Wajahnya tersenyum lagi dengan bibir mengukir kata maaf.
Lalu hari-hari setelah itu aku dibuat kikuk olehnya, ternyata wawasan sastranya luar biasa. Di kelas Telaah Prosa dia mampu memberikan contoh-contoh cerpen berkelas dan mengulasnya dengan menarik. Dia tak segera lulus bukan karena tak cerdas, dia sosok idealis. Selentingan yang kudengar dari adik-adik kelasnya, pemuda itu aktivis komunitas sastra yang sering berkegiatan budaya dan literasi. Beberapa tulisannya juga muncul di koran dan majalah sastra.

Maka kuburu tulisan itu. Kuketikkan namanya di gawaiku. Kucari informasi sebanyaknya tentang pemuda bermata tajam itu. Semuanya kulakukan dalam diam. Sunyi. Termasuk diskusi-diskusi kami di ruang kelas atau usai perkuliahan. Mencipta ruang tersendiri di sudut hatiku. Selama ini aku tak mudah tertarik dengan lawan jenis. Bagiku, cinta itu anugerah yang akan datang dengan sendirinya, sesuai yang dikehendaki Tuhan.

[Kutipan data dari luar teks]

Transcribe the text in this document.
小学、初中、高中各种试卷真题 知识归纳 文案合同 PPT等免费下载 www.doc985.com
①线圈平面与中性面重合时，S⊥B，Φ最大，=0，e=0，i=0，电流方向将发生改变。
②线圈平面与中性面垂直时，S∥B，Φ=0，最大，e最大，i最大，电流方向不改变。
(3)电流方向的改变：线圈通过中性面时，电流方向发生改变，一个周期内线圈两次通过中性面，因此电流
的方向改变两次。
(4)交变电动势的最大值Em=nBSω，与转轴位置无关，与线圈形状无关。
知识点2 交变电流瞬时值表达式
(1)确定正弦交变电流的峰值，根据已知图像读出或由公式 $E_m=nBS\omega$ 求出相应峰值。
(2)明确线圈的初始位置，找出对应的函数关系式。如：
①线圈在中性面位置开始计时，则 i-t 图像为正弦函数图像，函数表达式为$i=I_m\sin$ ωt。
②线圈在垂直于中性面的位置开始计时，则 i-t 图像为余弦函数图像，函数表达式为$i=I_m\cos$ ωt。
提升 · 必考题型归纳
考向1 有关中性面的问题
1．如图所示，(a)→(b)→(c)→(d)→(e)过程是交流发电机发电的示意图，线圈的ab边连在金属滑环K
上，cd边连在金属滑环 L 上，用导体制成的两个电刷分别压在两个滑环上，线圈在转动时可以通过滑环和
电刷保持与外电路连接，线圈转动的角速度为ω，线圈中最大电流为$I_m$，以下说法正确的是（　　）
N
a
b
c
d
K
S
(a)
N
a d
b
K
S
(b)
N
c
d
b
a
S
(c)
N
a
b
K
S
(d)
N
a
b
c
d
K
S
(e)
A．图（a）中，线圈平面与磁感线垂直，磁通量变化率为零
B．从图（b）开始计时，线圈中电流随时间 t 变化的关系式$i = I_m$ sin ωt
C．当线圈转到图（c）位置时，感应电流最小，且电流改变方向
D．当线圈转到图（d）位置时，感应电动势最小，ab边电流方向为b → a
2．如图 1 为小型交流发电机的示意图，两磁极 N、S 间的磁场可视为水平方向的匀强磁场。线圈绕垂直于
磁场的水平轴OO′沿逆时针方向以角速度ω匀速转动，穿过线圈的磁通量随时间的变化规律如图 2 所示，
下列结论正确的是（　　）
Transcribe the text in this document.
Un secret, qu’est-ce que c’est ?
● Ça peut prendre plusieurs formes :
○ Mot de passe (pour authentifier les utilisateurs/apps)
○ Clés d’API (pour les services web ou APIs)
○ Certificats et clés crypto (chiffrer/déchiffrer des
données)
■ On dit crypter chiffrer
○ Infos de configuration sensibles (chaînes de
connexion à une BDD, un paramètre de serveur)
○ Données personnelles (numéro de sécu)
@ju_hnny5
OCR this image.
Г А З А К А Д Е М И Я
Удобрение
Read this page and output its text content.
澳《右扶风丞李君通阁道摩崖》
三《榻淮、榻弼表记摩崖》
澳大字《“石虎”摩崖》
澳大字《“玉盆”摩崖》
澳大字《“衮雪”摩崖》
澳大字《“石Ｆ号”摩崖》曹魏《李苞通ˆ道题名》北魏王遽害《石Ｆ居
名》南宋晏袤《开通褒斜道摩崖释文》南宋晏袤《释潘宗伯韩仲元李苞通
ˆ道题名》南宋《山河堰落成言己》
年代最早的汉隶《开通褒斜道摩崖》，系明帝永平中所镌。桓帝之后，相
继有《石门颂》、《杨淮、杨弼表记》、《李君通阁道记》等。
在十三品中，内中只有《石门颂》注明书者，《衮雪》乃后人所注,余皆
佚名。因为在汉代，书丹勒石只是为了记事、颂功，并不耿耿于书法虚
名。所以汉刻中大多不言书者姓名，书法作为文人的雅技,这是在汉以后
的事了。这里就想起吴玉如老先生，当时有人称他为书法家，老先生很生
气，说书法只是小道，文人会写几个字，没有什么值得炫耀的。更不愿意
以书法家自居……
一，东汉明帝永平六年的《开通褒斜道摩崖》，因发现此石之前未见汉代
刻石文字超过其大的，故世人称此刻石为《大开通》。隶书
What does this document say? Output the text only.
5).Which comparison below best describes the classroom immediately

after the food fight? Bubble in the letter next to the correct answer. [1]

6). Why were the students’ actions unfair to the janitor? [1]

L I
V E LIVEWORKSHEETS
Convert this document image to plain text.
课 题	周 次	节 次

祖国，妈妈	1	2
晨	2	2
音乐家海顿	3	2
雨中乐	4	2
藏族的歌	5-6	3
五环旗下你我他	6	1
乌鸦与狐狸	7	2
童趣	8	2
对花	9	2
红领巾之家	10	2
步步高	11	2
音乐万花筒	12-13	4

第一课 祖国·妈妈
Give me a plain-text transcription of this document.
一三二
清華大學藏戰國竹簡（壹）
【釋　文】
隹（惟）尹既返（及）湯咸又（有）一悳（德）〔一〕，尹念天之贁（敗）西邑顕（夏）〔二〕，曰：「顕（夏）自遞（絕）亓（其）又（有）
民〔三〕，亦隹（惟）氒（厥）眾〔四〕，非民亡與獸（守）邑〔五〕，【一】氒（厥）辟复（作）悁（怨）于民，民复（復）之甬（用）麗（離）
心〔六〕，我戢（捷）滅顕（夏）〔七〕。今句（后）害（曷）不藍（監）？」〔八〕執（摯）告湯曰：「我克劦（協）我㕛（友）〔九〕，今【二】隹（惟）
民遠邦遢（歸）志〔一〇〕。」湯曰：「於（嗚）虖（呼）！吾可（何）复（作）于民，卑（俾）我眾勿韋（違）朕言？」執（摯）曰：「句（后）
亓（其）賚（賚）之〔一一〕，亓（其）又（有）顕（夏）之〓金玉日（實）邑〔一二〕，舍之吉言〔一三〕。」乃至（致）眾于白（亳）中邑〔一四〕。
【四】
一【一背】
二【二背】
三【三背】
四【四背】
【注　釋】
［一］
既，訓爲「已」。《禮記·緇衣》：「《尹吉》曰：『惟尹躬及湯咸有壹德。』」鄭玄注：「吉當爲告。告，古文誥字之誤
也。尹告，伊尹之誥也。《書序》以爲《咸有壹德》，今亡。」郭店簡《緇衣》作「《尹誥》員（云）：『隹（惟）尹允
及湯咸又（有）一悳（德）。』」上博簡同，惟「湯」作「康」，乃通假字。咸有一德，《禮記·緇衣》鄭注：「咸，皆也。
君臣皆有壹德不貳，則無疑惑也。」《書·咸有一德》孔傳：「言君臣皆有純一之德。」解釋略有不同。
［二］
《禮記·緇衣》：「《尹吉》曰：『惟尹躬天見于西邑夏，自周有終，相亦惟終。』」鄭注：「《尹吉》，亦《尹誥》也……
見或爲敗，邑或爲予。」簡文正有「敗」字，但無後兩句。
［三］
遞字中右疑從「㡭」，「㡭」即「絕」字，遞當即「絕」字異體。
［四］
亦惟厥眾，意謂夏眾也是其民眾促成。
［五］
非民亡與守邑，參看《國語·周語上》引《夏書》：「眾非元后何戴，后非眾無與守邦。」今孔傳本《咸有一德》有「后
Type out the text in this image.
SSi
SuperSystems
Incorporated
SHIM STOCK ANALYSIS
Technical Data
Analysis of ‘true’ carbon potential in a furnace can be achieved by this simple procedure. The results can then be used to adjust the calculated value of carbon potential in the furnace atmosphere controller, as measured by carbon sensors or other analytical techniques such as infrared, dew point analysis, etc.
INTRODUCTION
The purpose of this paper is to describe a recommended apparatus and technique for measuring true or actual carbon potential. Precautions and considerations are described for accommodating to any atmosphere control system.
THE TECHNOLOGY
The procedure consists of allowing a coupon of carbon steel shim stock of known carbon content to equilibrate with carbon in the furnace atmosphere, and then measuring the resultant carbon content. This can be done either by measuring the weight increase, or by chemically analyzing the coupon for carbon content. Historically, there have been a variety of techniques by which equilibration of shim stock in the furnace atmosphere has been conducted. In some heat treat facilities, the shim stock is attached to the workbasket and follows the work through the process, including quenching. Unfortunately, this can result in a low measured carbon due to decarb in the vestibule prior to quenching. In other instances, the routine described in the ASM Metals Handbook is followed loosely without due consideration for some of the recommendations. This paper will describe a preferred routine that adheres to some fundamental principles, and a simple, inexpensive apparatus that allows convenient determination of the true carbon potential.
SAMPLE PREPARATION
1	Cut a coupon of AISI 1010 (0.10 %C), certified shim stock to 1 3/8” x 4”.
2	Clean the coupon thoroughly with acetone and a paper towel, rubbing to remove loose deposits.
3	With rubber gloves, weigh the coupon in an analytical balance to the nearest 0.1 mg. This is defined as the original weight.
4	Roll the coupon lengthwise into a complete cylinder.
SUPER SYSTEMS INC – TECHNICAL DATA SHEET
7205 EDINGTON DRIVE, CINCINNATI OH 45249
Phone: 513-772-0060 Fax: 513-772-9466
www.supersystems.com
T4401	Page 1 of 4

Namun, pertemuan demi pertemuan itu seperti sulaman benang yang hendak menemukan polanya. Semakin sering kami bertemu, pola itu semakin terbentuk. Bukan rasa yang ditunjukkan dengan cari muka atau mencuri kesempatan. Tapi rasa yang dia jaga dalam kesopanan dan batas kewajaran. Aku berusaha mati-matian menyembunyikannya, bahwa tatapan mataku adalah tatapan biasa antara dosen dan mahasiswanya. Tapi tatapannya setiap kali aku mengajarnya? Bisakah kutafsirkan apa adanya? Bahwa ada ruang yang sama di sudut hatinya.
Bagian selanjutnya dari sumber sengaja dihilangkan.